My heart is so desirous for the people at our fellowship to want God more than anything else. I see those faces of the brothers and sisters in China, knowing that they put everything on the line, just to meet together, not to mention sharing their faith, and I am humbled, and to a point, disappointed, at the excuses we use to not drive across town to meet together with our church family. I see those brothers and sisters in Australia, meeting together with hands upraised, lost in abandonment to being in the presence of God, that they seem not to care what the person next to them is going to think.
And then the Lord taps me on the shoulder and says, "Are you hungry and thirsty for me? Like that?" It is very sobering to have the Lord ask you those questions.

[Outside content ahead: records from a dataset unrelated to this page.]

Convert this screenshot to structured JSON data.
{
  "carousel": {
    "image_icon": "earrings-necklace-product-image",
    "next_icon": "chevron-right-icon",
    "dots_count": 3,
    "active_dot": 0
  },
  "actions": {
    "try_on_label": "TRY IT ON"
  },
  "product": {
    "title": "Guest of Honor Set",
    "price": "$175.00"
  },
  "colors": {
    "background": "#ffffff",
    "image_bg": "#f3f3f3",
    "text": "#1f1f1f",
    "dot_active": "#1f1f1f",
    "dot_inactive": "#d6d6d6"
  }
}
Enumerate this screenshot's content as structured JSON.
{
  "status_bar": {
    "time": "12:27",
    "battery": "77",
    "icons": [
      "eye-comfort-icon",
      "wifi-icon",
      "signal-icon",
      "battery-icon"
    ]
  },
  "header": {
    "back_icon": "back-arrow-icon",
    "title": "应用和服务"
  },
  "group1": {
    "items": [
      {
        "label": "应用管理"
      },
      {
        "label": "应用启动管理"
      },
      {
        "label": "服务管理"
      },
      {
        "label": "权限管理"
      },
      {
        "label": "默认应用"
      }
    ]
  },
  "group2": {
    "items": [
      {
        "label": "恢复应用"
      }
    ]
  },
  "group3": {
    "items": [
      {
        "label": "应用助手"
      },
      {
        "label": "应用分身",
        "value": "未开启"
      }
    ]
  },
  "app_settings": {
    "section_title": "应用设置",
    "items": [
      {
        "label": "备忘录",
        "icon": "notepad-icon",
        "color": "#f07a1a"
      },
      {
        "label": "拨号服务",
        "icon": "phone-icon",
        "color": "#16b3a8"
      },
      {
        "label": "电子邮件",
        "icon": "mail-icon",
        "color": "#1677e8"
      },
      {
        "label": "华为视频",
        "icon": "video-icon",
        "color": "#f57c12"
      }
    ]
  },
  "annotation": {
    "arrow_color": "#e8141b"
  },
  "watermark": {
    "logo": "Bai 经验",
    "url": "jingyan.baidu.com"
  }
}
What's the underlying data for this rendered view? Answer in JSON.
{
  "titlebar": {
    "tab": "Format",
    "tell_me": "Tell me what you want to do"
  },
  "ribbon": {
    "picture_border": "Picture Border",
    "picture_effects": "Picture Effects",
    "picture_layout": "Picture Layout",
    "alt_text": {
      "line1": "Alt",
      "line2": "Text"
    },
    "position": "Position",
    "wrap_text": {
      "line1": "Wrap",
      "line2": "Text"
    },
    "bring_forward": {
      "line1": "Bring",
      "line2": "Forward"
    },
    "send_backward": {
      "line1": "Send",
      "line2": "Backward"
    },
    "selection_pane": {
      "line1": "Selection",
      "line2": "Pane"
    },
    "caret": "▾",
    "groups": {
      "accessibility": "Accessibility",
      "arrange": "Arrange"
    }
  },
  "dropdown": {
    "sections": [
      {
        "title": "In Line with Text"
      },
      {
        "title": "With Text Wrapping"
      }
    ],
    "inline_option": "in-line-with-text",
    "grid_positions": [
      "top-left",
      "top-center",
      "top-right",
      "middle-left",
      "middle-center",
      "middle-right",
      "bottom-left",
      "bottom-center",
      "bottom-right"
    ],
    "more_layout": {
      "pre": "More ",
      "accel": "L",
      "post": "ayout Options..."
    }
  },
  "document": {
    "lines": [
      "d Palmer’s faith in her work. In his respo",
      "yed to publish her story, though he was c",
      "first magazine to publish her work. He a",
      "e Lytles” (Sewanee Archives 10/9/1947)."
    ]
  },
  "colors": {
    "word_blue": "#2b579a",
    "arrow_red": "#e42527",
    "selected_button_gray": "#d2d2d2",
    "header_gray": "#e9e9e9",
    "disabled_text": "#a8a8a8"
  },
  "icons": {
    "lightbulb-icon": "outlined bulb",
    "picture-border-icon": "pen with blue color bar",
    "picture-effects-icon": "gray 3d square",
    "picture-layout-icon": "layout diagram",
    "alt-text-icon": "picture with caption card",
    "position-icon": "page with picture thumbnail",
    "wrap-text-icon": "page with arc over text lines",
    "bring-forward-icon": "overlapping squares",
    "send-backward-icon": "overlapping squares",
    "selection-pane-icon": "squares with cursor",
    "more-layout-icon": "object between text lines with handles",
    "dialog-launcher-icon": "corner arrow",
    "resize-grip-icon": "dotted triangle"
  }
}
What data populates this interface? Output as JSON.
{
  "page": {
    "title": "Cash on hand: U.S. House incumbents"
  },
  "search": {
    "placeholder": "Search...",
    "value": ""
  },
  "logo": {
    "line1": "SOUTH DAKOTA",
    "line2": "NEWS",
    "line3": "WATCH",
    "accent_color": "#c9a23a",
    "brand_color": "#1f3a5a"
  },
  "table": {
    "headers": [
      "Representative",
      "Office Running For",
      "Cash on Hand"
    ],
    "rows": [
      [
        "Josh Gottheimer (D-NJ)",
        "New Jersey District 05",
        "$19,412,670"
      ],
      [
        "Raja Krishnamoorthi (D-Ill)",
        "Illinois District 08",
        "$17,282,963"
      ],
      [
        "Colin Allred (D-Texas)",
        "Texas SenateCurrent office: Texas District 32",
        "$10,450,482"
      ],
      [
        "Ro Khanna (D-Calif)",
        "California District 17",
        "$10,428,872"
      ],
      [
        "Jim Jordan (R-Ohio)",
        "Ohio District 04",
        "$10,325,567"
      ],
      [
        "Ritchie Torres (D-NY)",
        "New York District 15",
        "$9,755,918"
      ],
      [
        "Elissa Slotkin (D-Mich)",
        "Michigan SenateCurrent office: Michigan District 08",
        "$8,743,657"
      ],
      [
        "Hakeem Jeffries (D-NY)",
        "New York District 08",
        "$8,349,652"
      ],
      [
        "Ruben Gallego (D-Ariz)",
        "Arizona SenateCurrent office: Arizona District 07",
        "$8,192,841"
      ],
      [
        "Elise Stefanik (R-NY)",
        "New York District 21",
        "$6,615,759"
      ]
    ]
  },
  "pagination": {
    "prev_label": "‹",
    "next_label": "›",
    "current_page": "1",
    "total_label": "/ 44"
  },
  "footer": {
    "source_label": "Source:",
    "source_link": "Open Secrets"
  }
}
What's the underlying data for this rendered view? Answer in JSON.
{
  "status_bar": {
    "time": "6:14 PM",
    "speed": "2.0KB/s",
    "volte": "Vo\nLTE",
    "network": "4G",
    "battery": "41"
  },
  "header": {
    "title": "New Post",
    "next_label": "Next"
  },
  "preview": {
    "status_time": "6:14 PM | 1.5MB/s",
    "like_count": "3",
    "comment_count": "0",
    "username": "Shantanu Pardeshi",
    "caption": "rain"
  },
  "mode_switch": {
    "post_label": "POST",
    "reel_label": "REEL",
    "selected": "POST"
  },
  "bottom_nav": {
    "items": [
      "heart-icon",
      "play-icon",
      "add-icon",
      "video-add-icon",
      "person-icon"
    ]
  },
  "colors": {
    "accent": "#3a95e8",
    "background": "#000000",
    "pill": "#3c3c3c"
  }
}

I examine my heart today, and I say, "Yes, Lord, I am hungry and thirsty for You, like that." My desire is for others to be that hungry and thirsty for the Lord. So I ask myself, "How do I do that?" And the answer is, I can't do that. That hunger, that thirst, is something that is developed over time, by repeatedly and consistently being in the presence of the Lord on a daily basis. Being in the Word brings about a thirst to be in the Word more, and being in the presence of God, through prayer and meditation, brings about a hunger for more of His presence. I am humbled again, by the thought that I have a cousin who is a cop in Indiana, and he sends me emails to let me know he is praying for our fellowship, and he has never been there. He prays while he is patrolling the streets in his hometown. While he is protecting the streets where he lives in a physical way, he is praying for our fellowship to grow strong in the Lord. I think about that every time it rains, and wonder how many people will see the weather as an excuse not to meet together with other believers. I think about believers I met in Costa Rica, who travel an hour or more one way, just to meet together to worship God, and to learn more about Him from His Word. They don't care that their "pews" are just 2x12's on concrete blocks, or that you can look through the walls of the church a see the river down below. They are hungry and thirsty. I know that there are others like them all over the world.
I think about our fellowship, and wonder if we have it too easy here in America. Not that I would want to live anywhere else, but it makes me wonder, "Where is the hunger? Where is the thirst?" And it reminds me that we are in the last days, and that the devil is working overtime to deceive as many as he can, possibly even some of the elect (see Matthew 24:24). Let us not be a casualty of the devil, a statistic of the elect who have been deceived. Put on the full armor of God today, for the battle ahead is serious and fierce. And let us get into the Word of God, and let it get into us. Let us, beloved, be hungry and thirsty, for the presence and power of the Lord in our lives. Amen.